Over the past week, I have noticed a medium-large Obama for President sign in front of a house just about a mile from the Amboy Market.
The first time I saw it, I raised my eyebrows; I didn't think there were anything but die-hard Republicans in and around Amboy. Certainly the opposition keeps a fairly low profile in general.
The fact that I'm writing about "the one" Obama sign in Amboy, says a lot.
The next time I saw the sign. I noticed someone had overlaid a hand-written message on cardboard over one side of the Obama sign: "Not In Amboy!"
When I came home from work that day, the overlay had been removed and a new hand-written message attached above the sign: "Only cowards deface signs!"
This morning, when I drove by the sign, it looked like it had been cut in half, though it was still standing. This afternoon, it looked whole. Maybe I imagined the cut?

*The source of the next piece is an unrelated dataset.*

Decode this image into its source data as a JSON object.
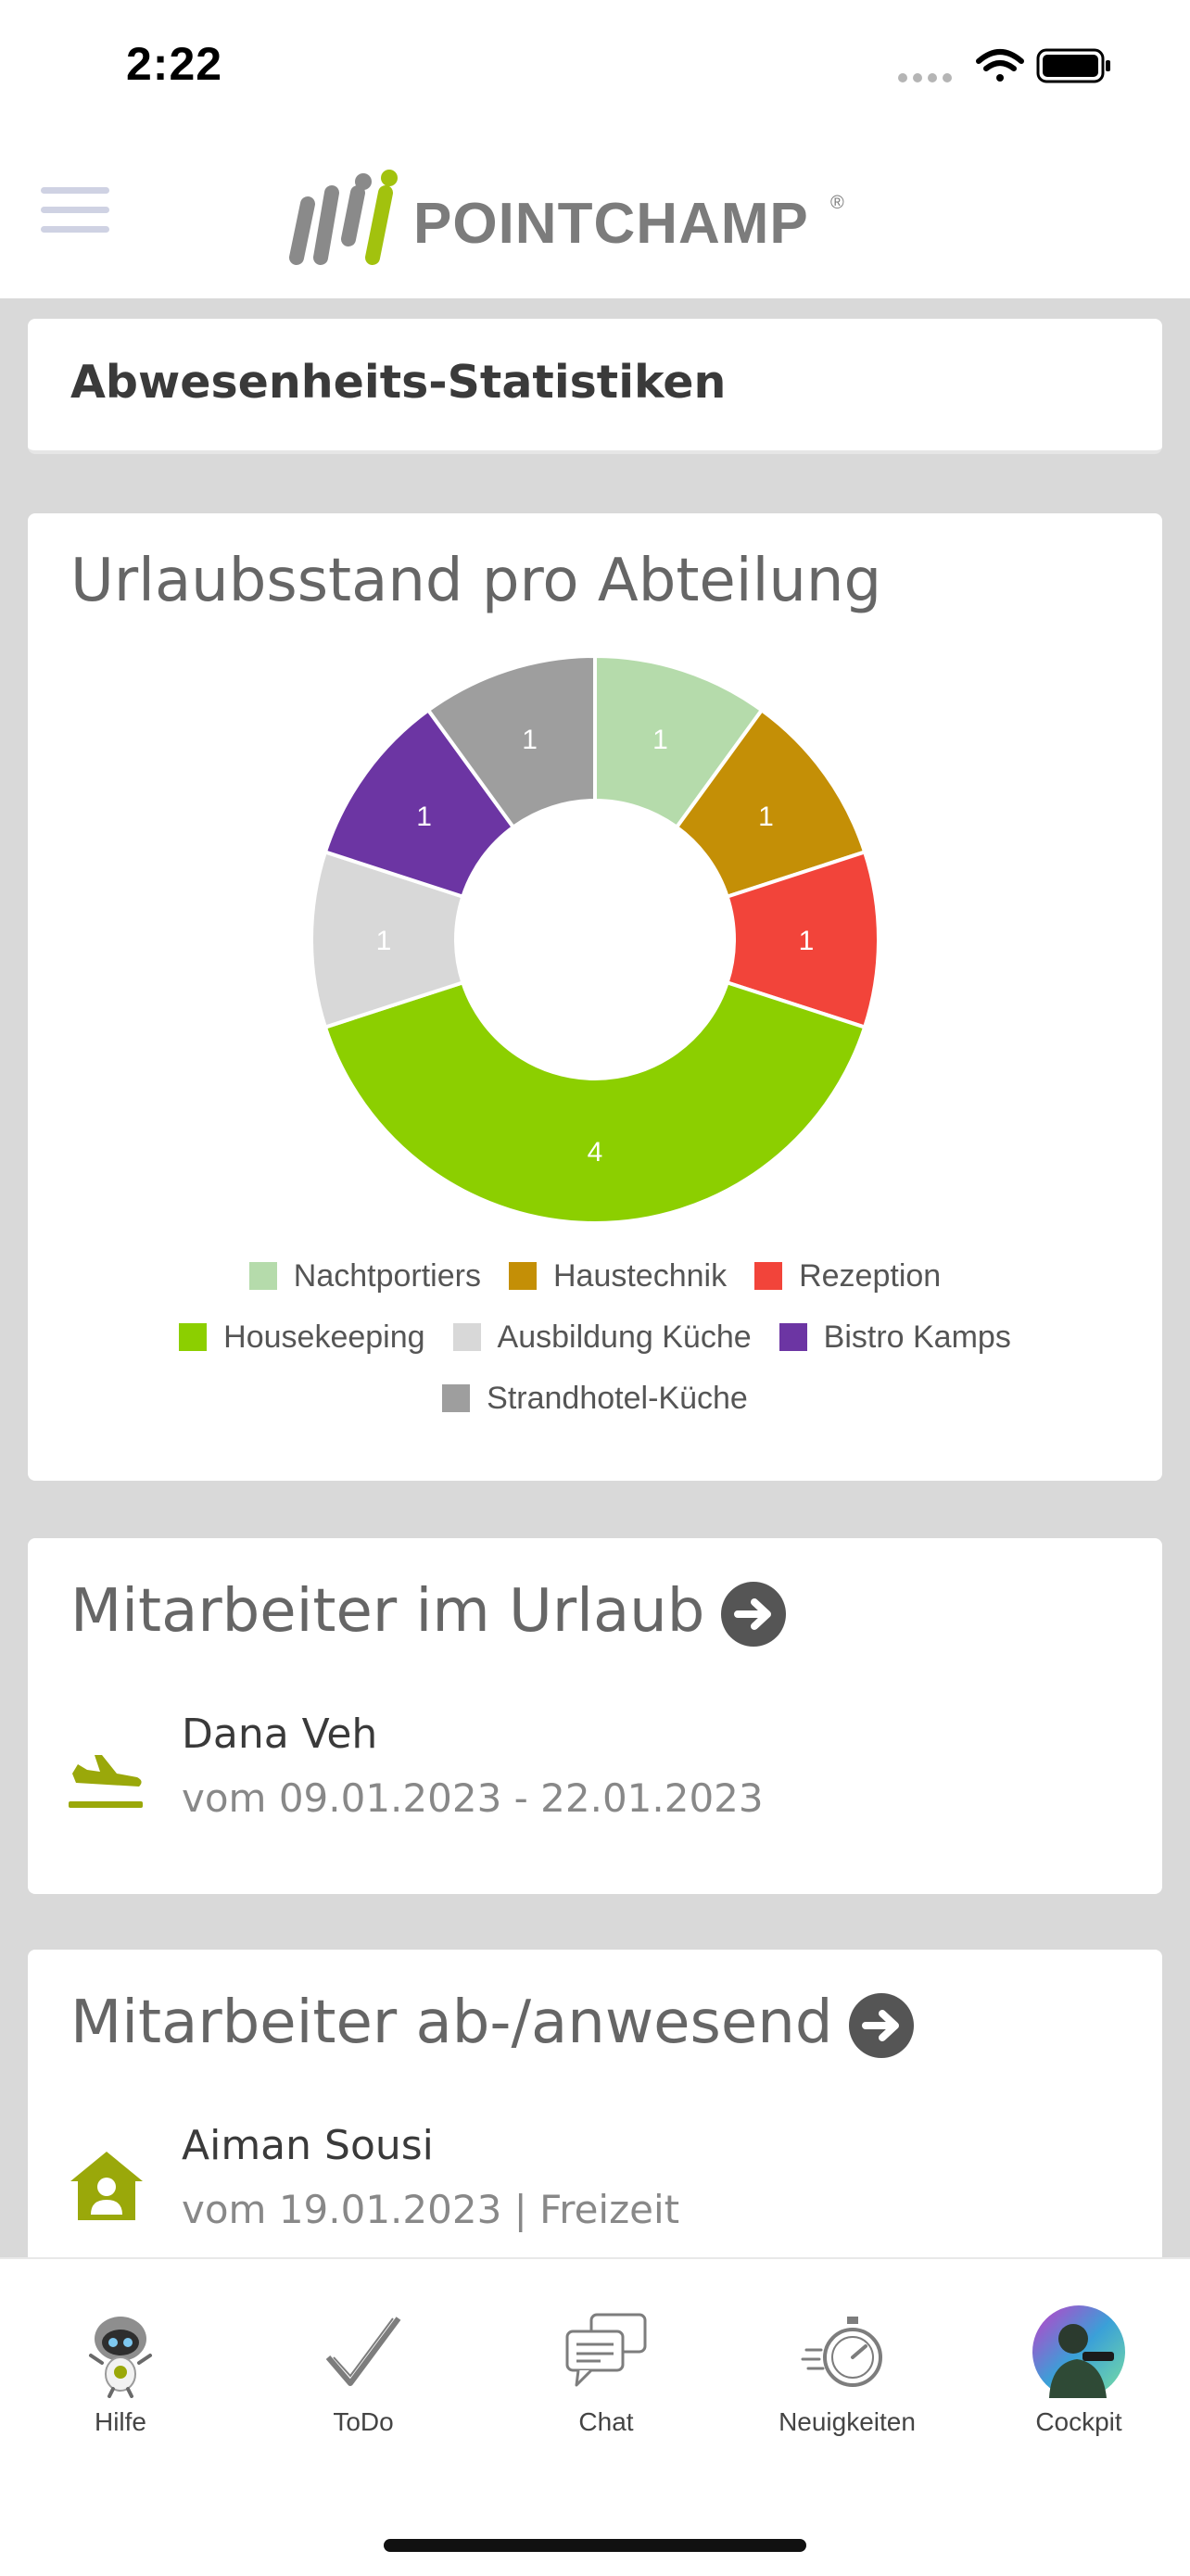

Seeing the evidence of this conflict play out fills me with varying surges of emotion: anger, of course, that there are numbskulls out there who can't live and let live; pity for the person having to deal with the vandalism and all the nasty connotations entailed therein; pride in the person standing up for his/her right to post a political sign like any American should be able to; sadness, that we live in a world that still contains these types of struggles.
Ultimately, I'm reminded of the importance of taking the high road. I've fantasized many times about removing or vandalizing the sign of some candidate who I strongly opposed, though I've never acted on that fantasy. Now I know I never will.
I have contemplated this little drama and have felt the echoes of the struggles endured by other people in other places. And in that contemplation, my thoughts have turned to luminaries like Dr. Martin Luther King and his beautiful message of peaceful protest. The truth of his message is as irresistible as gravity. Here's to hoping this saboteur in Amboy will come down from orbit and join the rest of us who are peacefully expressing our views.
5 comments :
Well spoken sir.
Here Here.
It is amazing to me that Republicans hail themselves as being "real Americans" and yet they try to take away one of America's greatest virtues - free speach.
Tom
The racist "jokes" and outright lies I have received in emails from my neighbor have put a strain on my "delete" button. Nobody in this neigborhood has defaced the "Obama is a Marxist" sign that is in a yard down the street. A regular Obama sign further down has remained untouched. My neighbor's grandparents were Italian immigrants and her mother is scared to death that a "Mexican" will one day be in the white house. I always get a big kick out of the psychology of immigrant's decendants who are paranoid of immigrants.
I hope they leave their brains to the Smithsonian.
I spoke too soon. Now the regular sign says "Nobama" and something else scribbled I can't read from the road.
Well said Jamey, I am proud to be your aunt. My thoughts and feelings on that are exactly like your own!!